«Больше никаких планов», – написал он в своем молескине, после того как поговорил с Кристофером по телефону на заправке. Больше никаких грандиозных амбиций. Тихая, уютная жизнь. Во время утомительного пути на мотоцикле, чувствуя, как немеют руки, Чарли пытался придумать образец такой жизни. Когда в восточной части ночного неба появились розоватые пятна городских огней, Чарли решил, что можно никогда не возвращаться в Биг-Бенд или Нью-Йорк, а просто устроиться на работу в остинскую библиотеку. И хотя казалось, что должность библиотекаря противна природе Чарли, он решил держать тетрадь брата под рукой, чтобы напоминать себе о своем грандиозном провале.

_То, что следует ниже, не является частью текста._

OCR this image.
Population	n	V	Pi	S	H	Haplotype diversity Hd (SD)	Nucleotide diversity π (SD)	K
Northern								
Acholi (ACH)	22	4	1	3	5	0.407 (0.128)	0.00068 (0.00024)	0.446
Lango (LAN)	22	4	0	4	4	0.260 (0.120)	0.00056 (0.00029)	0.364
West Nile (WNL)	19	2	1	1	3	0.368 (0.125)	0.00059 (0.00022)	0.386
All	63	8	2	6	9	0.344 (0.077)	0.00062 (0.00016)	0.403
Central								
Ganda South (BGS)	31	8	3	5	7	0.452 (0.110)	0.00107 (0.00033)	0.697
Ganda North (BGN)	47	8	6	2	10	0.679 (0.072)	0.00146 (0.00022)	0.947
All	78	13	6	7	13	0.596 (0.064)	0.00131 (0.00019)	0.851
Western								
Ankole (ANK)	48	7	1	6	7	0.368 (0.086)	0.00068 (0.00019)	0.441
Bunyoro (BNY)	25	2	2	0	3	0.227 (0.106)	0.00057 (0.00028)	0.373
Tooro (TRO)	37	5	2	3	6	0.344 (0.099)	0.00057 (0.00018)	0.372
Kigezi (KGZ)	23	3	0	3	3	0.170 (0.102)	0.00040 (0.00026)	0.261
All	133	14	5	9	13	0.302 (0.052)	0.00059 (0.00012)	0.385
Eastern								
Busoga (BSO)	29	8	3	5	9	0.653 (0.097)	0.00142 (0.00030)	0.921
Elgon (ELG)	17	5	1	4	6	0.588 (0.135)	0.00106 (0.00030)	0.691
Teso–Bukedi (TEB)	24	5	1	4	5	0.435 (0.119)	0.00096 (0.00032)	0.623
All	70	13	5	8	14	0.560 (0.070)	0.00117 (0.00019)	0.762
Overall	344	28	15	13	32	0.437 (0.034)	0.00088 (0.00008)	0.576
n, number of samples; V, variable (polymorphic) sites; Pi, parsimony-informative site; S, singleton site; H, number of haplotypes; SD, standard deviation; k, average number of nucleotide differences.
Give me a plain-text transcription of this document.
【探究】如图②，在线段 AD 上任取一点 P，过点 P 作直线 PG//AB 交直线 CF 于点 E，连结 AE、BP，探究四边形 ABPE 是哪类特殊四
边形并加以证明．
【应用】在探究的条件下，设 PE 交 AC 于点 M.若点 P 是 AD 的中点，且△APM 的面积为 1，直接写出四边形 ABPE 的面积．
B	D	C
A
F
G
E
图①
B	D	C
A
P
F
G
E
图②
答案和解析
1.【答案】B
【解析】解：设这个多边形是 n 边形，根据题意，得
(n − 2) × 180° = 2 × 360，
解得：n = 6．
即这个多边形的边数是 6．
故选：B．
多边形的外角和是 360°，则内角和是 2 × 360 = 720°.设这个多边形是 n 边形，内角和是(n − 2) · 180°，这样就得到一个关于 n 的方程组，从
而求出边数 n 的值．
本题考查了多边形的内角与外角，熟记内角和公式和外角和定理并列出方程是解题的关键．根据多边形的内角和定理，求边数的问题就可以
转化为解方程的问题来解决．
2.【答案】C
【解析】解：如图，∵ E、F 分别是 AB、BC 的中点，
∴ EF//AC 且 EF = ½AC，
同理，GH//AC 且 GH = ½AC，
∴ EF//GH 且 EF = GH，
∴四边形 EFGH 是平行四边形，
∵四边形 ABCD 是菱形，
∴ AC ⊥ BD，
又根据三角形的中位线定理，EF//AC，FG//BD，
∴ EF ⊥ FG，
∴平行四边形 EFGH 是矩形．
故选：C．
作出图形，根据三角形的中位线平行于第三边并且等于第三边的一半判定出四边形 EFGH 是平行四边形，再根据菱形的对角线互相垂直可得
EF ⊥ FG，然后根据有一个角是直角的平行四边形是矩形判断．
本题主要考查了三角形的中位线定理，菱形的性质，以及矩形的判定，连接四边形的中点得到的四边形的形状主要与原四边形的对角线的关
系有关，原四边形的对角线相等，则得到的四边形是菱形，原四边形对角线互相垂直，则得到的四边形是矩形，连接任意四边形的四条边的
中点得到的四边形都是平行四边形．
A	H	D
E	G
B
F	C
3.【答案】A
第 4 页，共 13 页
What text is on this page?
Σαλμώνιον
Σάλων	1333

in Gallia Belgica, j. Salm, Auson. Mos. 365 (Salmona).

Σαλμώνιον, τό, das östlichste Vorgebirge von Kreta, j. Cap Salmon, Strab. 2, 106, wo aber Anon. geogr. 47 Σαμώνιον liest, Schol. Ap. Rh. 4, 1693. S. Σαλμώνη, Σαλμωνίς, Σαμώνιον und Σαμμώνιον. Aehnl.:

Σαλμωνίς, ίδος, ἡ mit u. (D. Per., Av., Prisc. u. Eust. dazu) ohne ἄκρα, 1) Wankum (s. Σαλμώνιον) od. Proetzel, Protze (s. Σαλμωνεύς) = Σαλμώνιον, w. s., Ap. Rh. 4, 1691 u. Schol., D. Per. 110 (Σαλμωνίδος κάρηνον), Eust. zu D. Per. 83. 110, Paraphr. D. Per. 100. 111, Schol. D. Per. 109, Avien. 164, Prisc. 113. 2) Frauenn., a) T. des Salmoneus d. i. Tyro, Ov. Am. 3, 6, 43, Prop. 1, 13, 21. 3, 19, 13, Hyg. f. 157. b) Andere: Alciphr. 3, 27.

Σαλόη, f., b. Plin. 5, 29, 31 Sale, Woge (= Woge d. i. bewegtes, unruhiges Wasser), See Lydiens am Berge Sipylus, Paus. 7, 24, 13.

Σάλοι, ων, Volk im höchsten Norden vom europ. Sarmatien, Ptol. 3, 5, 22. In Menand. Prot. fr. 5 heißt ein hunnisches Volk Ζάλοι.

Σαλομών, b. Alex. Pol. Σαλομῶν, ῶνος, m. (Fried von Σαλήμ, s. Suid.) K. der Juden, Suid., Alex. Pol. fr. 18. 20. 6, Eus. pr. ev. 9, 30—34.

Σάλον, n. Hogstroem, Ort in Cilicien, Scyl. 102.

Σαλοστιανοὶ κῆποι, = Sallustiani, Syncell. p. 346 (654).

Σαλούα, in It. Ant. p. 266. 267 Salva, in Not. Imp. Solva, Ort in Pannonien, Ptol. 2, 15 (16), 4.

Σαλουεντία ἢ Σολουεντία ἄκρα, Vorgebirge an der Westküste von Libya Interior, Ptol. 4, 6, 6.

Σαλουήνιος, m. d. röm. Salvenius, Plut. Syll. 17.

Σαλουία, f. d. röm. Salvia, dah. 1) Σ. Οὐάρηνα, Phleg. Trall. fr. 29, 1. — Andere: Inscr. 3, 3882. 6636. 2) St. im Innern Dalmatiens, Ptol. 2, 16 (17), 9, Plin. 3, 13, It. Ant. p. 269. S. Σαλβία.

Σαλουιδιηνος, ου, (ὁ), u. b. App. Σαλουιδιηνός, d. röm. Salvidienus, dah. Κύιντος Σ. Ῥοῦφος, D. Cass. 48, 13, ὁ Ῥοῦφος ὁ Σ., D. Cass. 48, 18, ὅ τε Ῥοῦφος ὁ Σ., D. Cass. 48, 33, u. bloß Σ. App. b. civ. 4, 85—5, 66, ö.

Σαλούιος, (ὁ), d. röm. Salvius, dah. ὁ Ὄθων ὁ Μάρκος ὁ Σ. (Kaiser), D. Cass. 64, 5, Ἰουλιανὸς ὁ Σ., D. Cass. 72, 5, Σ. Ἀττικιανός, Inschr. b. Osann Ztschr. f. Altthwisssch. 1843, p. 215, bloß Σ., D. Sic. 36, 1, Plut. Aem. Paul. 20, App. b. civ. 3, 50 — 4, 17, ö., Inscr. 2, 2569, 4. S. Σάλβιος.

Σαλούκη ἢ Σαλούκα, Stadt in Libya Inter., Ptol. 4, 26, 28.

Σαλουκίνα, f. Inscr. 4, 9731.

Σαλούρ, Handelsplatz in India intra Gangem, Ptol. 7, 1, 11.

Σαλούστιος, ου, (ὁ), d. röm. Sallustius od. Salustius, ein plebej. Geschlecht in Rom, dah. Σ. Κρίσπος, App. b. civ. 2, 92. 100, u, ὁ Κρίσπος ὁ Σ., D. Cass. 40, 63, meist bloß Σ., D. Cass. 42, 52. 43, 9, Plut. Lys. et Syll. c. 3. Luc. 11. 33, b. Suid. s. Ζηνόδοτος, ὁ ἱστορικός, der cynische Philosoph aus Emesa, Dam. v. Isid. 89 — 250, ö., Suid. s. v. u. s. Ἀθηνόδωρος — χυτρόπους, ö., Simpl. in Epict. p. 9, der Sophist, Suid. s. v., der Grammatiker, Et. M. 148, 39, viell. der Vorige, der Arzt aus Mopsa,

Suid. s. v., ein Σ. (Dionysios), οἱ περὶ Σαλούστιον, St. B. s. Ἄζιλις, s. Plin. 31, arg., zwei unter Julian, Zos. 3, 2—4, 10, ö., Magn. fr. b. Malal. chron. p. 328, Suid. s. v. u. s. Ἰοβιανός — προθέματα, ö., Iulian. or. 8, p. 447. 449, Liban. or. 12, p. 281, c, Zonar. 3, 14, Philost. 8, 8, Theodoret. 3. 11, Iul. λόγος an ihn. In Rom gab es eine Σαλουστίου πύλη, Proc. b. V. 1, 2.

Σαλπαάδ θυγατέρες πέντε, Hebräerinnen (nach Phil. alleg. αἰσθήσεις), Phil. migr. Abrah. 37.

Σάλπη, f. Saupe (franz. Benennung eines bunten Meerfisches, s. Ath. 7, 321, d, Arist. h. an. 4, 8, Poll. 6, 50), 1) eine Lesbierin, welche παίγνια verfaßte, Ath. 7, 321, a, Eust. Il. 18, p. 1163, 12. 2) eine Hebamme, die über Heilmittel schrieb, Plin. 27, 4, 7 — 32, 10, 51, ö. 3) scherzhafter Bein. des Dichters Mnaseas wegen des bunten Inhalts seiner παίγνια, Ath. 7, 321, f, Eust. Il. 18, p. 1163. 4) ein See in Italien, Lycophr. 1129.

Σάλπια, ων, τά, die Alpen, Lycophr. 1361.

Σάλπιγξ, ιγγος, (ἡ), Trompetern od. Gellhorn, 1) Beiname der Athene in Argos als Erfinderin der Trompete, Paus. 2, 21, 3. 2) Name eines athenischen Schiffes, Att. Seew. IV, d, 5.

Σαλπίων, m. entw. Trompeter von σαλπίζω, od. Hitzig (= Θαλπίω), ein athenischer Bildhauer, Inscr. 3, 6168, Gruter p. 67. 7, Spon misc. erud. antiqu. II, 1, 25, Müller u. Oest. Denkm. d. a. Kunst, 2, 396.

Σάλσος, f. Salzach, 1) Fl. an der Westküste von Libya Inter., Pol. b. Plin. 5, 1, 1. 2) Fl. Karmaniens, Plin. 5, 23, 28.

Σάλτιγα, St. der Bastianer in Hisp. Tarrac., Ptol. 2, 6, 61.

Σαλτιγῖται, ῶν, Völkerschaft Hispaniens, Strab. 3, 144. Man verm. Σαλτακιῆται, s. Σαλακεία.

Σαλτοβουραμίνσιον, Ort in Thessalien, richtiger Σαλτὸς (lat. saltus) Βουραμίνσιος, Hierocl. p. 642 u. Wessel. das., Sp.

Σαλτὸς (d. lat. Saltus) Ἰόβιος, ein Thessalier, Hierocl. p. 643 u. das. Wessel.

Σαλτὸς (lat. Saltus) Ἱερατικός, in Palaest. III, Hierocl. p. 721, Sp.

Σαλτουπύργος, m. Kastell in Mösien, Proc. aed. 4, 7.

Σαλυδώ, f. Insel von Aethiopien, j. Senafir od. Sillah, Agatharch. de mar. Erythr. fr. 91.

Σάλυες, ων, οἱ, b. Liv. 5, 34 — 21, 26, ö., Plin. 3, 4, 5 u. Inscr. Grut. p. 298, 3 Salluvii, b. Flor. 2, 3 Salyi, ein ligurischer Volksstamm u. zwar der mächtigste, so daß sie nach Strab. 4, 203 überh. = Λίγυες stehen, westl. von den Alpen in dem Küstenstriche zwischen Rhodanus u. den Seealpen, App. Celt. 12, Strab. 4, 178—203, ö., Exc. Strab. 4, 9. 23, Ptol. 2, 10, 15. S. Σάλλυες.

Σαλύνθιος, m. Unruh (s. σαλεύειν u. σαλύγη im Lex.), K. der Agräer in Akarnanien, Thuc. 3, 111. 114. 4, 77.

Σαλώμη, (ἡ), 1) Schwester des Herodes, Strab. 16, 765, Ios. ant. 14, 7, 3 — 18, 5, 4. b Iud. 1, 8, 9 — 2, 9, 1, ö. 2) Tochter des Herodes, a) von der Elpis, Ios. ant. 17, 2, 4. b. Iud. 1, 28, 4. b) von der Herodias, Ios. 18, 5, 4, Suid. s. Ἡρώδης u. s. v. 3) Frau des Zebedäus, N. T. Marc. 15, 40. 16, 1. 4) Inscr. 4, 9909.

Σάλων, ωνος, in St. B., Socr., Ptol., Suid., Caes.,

Но сюрреалистично-анархистская жизнь в пригороде Остина оказалось совершенно иной: не отголоском большого провала, а чем-то странно новым, и для Чарли было так же сложно провести разведку в своем пересмотренном будущем, как и влиться в упоротое сообщество Антидома. Почти все время он проводил в теплице, потея до полуобморочного состояния и листая те немногие книги, что нашлись у анархистов, – предсказуемый набор романов Буковски, Миллера, Керуака и Воннегута. По вечерам из гостиной Антидома доносились такие звуки, словно большое семейство струнных инструментов умирало мучительной смертью. Чарли с завистью прислушивался к беспечному анархистскому веселью, удивляясь, как эти люди могут верить в свое братство, и недоумевая, что с ним не так, как он умудрился свести свою жизнь к таким жалким иллюзорным вещам, как несколько незаконченных текстовых файлов и смятый, в кофейных пятнах, неисполнимый договор.
Одним вечером, когда Чарли провел уже три дня среди этих цветущих наркоманов, Кристоферу удалось отцепить от себя Тома Зейна и в одиночестве прийти в теплицу. Кристофер попытался воссоздать момент их первой встречи на закрытой танцевальной вечеринке под Уильямсбургским мостом: поцеловаться, прежде чем произнести хотя бы слово. Гость пришел в чьем-то чужом халате и в уютных трусах, его лицо казалось немного глупым от похоти. Он наклонился над Чарли, прижался губами к его губам.
Когда Чарли провел руками по грудине юноши и ощутил под пальцами ее знакомую необычную выпуклость – словно под ребрами Кристофера билось двойное сердце, – по лицу Чарли потекли горячие слезы.
Кристофер, поначалу принявший его всхлипы за поощрение, принялся еще быстрее тереть его член, но вскоре Чарли отвел его руку.
– Что это с тобой? – спросил Кристофер.
– Не знаю.
– Если ты насчет Тома…
Чарли осклабился.
– Здорово, что ты так помогаешь этому парню.
– Ты так думаешь? А мне иногда кажется, что было бы лучше отправить его обратно домой.
– Кто его знает, трудно сказать.
Когда Кристофер ушел, Чарли, лежа на убогом матрасе, слушал пульсацию басов с анархистской гулянки. В задней двери появилась чья-то фигура и запустила в ночь петарду – над стеклянной крышей взвились белые дуги. Словно ворчливый сосед, Чарли забеспокоился, что может случиться пожар.